– Ты находишься в сильной позиции брат, – сказал он. – У тебя есть преданные нойоны, а у меня – обширнейшая империя, управлять которой должны способные люди. С сегодняшнего дня я становлюсь гурханом, предводителем всего народа. Ты принесешь мне клятву верности, а я возвышу тебя и твоих потомков. Империя Цзинь научила нас, как править многими землями, чтобы в столицу стекалась дань.
– А ты не забыл, что случилось с той самой столицей? – ехидно спросил Чагатай.
Глаза Угэдэя опасно блеснули.
– Не забыл. Так что не думай, что когда-нибудь ты приведешь к Каракоруму свое войско. Кровь отца течет в моих жилах точно так же, как и в твоих. И если ты явишься ко мне с мечом, это будет деяние против хана, на защиту которого встанет вся держава. И тогда я уничтожу тебя вместе со всеми твоими женами и детьми, прислугой и приспешниками. Не забывай, Чагатай, что в эту ночь я выстоял. Со мной удача моего отца. Его дух хранит меня. И тем не менее я предлагаю тебе земли, равных которым нет за пределами Цзинь.
– Где я и сгнию, – горько подытожил Чагатай. – Ведь ты запрешь меня там в роскошном дворце, в окружении женщин и золота… – он попытался подыскать еще какие-нибудь слова, в равной степени удручающие, – тронов и яств.
Ужас, в который привела брата такая будущность, вызвал у Угэдэя улыбку.
– Вовсе нет, – сказал он. – Ты создашь там армию, которая может мне потребоваться. Армию Запада, точно так же как Толуй соберет армию Центра, а я – армию Востока. Для одной армии мир стал чересчур велик, брат мой. Ты отправишься в поход туда, куда укажу тебе я, и будешь покорять земли, которые я велю тебе покорить. Мир ляжет к твоим ногам, если ты найдешь в себе силы отвергнуть ту низменную часть себя, которая нашептывает тебе всем владеть и править единолично. Этого я не допущу. Ну а теперь я жду твоего ответа и твоей клятвы. Я знаю, брат, что твое слово – железо, и приму его на веру. Или же я просто убью тебя, сейчас же.
Чагатай кивнул, унылую обреченность вдруг вытеснили новые надежды (а с ними и сомнения).
– Ну, так какой же клятвы ты от меня ждешь? – спросил он наконец, и Угэдэй понял, что одержал верх.
Вместо ответа он протянул меч Чингисхана с рукоятью в виде волчьей головы:
– Поклянись, положив руку на этот меч. Клянись духом нашего с тобой отца и своей честью, что никогда в гневе не пойдешь на меня с оружием.
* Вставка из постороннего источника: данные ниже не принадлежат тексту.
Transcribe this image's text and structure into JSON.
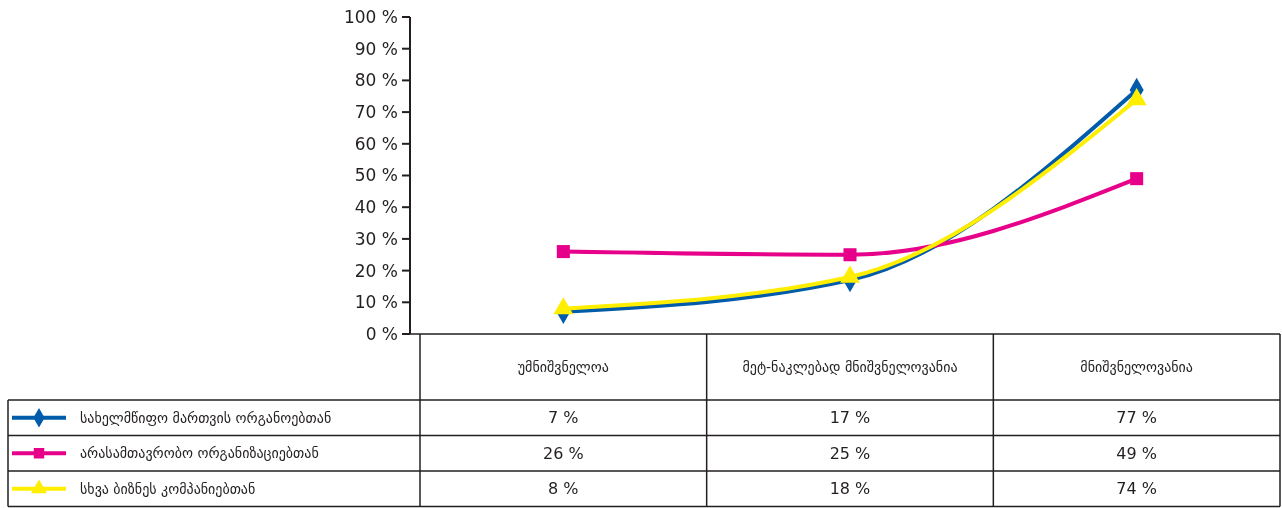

Что признаешь меня как своего гурхана и будешь моим верноподданным и ханом собственных земель и народов, моим оком и карающей дланью. Что бы ни случилось в будущем, на то воля Отца-неба, но в этом ты можешь мне поклясться. Присягать сегодня, Чагатай, мне будут многие. Так стань же первым.
Повсюду уже разнеслась весть о том, что Чагатай пытался взять Каракорум, сделав ставку на своих людей, но проиграл. Это окончательно подтвердилось, когда Угэдэй утром, демонстрируя на чьей стороне сила, проскакал со своими стражниками по городу. Хотя Чагатай тоже ехал с гордо поднятой головой, когда возвращался к своему расположенному за городскими стенами тумену. Оттуда он послал воинов убрать трупы и отвезти их за Каракорум, подальше от глаз. Вскоре о ночных событиях напоминали лишь ржавые пятна на улицах, а мертвецы были скрыты, так же как планы и военные хитрости сильных мира сего. Воины всех туменов, недоуменно пожав плечами, продолжили подготовку к празднествам и небывалым состязаниям, начало которых было назначено на этот день.
Для Хачиуна с Хасаром пока оказалось достаточно и того, что Угэдэй уцелел. Начнутся игры, Угэдэй станет ханом, и еще будет время подумать о будущем. Тумены, которые только накануне были готовы сражаться друг с другом, отрядили команды лучников на стрельбище под Каракорумом. Битвы и распри правителей были для этих воинов чем-то заоблачным. Они радовались, что остались целы их командиры, а еще больше тому, что не отменены игры.
Десятки тысяч собрались на первые сегодняшние состязания. Пропустить их не хотел никто, ведь самое интересное – концовку – увидят всего тридцать тысяч счастливцев в круге, расположенном в центре города. Тэмуге уже позаботился о бумажных знаках, дающих право попасть на арену. Заранее были приготовлены награды: жеребцы, серебро и золото. В то время как Угэдэй боролся за свою жизнь, старики, женщины и дети тихо сидели в темноте, заняв места, откуда можно будет наблюдать за захватывающим дух мастерством соплеменников. По сравнению с этим даже борьба за власть отходила на второй план.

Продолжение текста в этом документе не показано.